Reati e pene - Reati militari - Reato di malversazione - Abrogazione solo in ambito non militare - Asserita disparità di trattamento tra la disciplina vigente in ambito non militare, regolata dall'art. 323 cod. pen. (abuso d'ufficio) e quella ancora vigente in ambito militare - Questione irrilevante nel giudizio a quo - Richiesta di pronuncia additiva che comporta una reformatio in peius dell'attuale trattamento sanzionatorio - Divieto di analogia in malam partem in materia penale - Manifesta inammissibilità.

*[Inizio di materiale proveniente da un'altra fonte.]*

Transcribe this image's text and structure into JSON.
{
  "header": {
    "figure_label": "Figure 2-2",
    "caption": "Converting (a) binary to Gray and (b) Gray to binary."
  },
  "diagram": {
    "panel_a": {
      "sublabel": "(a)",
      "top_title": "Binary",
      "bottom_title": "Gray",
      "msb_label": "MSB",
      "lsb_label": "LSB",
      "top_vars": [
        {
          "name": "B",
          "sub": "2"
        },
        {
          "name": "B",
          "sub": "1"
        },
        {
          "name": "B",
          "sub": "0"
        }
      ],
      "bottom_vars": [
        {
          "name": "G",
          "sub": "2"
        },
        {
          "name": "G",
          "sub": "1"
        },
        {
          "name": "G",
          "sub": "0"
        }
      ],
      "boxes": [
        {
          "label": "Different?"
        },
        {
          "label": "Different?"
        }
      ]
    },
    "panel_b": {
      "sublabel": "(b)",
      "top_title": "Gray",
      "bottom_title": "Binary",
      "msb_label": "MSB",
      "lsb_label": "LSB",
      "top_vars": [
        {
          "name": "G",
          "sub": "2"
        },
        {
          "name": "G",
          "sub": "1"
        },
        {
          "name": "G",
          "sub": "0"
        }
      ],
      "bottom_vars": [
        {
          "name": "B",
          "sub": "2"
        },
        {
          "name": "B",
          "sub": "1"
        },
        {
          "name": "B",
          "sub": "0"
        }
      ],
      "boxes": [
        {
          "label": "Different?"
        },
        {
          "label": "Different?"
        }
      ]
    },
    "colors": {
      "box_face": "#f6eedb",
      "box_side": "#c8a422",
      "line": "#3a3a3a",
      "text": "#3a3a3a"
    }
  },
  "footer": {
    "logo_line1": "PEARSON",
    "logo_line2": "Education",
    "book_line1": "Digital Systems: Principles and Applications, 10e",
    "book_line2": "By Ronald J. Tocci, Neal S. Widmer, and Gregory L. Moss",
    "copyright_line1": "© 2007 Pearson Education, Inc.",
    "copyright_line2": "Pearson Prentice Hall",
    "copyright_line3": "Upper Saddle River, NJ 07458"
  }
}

È manifestamente inammissibile la questione di legittimità costituzionale dell'art. 216 cod. pen. militare di pace censurato, in riferimento all'art. 3 Cost., per la ingiustificata disparità di trattamento con la disciplina vigente in ambito non militare regolata dall'art. 323 c.p., atteso che, riguardo alle condotte di malversazione mediante distrazione la questione prospettata è irrilevante nel giudizio a quo nel quale la condotta contestata agli imputati è esclusivamente di natura appropriativa, mentre riguardo a tale ultima condotta, poiché la richiesta formulata dal rimettente di una pronuncia additiva che determini la riconducibilità delle condotte di malversazione in danno di privati alla più grave fattispecie del peculato, comporta una reformatio in peius dell'attuale trattamento sanzionatorio, essa è preclusa alla Corte dal divieto di analogia in malam partem in materia penale.
- Sulle conseguenze della abrogazione della norma sul peculato per distrazione militare, v. cit. sentenza n. 448 del 1991.
- Sul divieto di analogia in malam partem in materia penale e la conseguente impossibilità di pronunce additive che comportino una reformatio in peius, v. cit. sentenza n. 447 del 1998; n. 473 del 1990.